On average, how many times must a 6-sided die be rolled until the sequence 65 appears (i.e., a 6 followed by a 5)?
i tried it using this way. let say there are E rolls until we get 65. when we roll die first time,there is 1/6 probability that we get 6 and 5/6 probability of not getting 6.in case of 5/6, we have to start all over again,so now our number of steps are (E+1). if we get 6 in first roll , then there are 3 cases. (a) we roll a 5, (b), we roll a 6, or (c) we start all over again. in (a) we get our 65 so here our additional number of steps are 1 and probability is 1/6. in (b) we got 6 so will roll again to get 5 . so our additional number of steps now are (E-1) in (c) we have to start all over again so our additional number of steps are (E+2)
so my equation is E = (5/6)(E+1)+(1/6)(1+(1/6)(1)+(1/6)(E-1)+(4/6)(E+1))

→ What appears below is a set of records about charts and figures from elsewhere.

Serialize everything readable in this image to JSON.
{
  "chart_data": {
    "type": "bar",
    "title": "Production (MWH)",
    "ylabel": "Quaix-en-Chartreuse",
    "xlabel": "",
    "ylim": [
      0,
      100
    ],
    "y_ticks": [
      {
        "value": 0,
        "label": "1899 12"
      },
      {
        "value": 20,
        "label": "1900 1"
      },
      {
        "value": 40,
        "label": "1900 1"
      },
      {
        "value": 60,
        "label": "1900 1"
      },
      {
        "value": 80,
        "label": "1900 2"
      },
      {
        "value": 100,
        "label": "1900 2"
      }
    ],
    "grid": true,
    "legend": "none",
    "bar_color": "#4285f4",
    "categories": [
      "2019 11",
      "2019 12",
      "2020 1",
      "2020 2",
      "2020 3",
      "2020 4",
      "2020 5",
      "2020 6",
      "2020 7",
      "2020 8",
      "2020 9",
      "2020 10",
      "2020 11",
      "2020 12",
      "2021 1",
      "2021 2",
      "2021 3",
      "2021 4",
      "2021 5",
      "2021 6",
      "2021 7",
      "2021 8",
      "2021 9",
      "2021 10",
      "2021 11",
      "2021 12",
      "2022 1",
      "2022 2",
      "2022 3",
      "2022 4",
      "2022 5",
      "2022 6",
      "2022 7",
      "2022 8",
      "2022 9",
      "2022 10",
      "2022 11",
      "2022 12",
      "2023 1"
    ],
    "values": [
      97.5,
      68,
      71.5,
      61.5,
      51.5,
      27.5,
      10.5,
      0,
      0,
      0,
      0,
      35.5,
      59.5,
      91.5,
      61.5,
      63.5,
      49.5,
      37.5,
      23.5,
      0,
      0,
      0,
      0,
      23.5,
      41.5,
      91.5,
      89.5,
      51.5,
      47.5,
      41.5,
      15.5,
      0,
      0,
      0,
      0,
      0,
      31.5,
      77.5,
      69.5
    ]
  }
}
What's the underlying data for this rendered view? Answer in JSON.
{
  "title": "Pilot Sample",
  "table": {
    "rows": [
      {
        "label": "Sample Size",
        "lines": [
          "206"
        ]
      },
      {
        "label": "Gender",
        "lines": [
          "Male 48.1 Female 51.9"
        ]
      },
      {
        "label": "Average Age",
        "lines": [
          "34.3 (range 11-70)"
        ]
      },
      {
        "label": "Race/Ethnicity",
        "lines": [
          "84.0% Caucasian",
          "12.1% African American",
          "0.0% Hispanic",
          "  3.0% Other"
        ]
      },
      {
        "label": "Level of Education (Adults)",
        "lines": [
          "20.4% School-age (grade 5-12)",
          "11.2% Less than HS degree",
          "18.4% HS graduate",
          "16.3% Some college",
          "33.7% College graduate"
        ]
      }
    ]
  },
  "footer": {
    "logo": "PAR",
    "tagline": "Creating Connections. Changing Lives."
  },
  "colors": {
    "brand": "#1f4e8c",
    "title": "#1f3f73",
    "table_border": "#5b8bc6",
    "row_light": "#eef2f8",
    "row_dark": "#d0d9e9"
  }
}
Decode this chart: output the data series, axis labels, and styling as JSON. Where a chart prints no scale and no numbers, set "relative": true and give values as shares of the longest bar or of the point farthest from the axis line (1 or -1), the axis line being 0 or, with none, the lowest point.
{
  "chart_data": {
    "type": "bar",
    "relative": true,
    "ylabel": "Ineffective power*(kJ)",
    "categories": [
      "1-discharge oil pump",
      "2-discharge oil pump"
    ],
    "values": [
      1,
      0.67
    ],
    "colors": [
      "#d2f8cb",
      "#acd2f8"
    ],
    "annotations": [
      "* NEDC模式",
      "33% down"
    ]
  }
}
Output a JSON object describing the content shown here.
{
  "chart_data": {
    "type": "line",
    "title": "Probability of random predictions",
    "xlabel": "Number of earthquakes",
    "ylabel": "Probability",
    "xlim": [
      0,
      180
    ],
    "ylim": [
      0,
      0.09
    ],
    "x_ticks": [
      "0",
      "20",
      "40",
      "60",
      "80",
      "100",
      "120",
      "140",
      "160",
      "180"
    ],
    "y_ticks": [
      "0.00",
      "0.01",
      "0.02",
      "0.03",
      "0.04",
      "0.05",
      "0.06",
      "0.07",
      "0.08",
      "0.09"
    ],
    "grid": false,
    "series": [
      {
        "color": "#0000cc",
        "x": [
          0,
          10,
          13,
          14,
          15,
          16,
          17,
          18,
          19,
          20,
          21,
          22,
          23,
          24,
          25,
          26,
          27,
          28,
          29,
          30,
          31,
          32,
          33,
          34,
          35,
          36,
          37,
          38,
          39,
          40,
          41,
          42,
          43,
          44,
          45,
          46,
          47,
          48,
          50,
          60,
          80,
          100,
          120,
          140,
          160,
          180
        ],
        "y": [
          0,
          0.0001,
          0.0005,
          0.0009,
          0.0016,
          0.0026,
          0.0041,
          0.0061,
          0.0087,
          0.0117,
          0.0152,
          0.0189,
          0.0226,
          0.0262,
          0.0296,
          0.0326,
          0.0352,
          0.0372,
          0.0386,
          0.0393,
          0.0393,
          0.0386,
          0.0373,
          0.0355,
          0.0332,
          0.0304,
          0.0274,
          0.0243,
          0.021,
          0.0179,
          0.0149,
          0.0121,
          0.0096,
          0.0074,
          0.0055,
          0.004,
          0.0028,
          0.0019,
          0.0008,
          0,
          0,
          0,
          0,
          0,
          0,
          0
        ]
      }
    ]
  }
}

by solving this , i got 40 but ans given ans is 30. where did i wrong?please help. thanks
To complete the calculation along the lines you started:
Let $E$ be the answer. Let $E_6$ be the expected number of turns it takes, given that the last roll was a $6$.
Then we get $$E=\frac 16\times (E_6+1)+\frac 56\times (E+1)\implies E = E_6+6$$ and $$E_6=\frac 16\times 1+\frac 16 \times (E_6+1)+\frac 46\times (E+1)\implies 5E_6=4E+6$$
This system is easily solved and yields $E=36$. (Note: it also yields $E_6=30$ which, possibly?, is the source of the error in the "official" answer).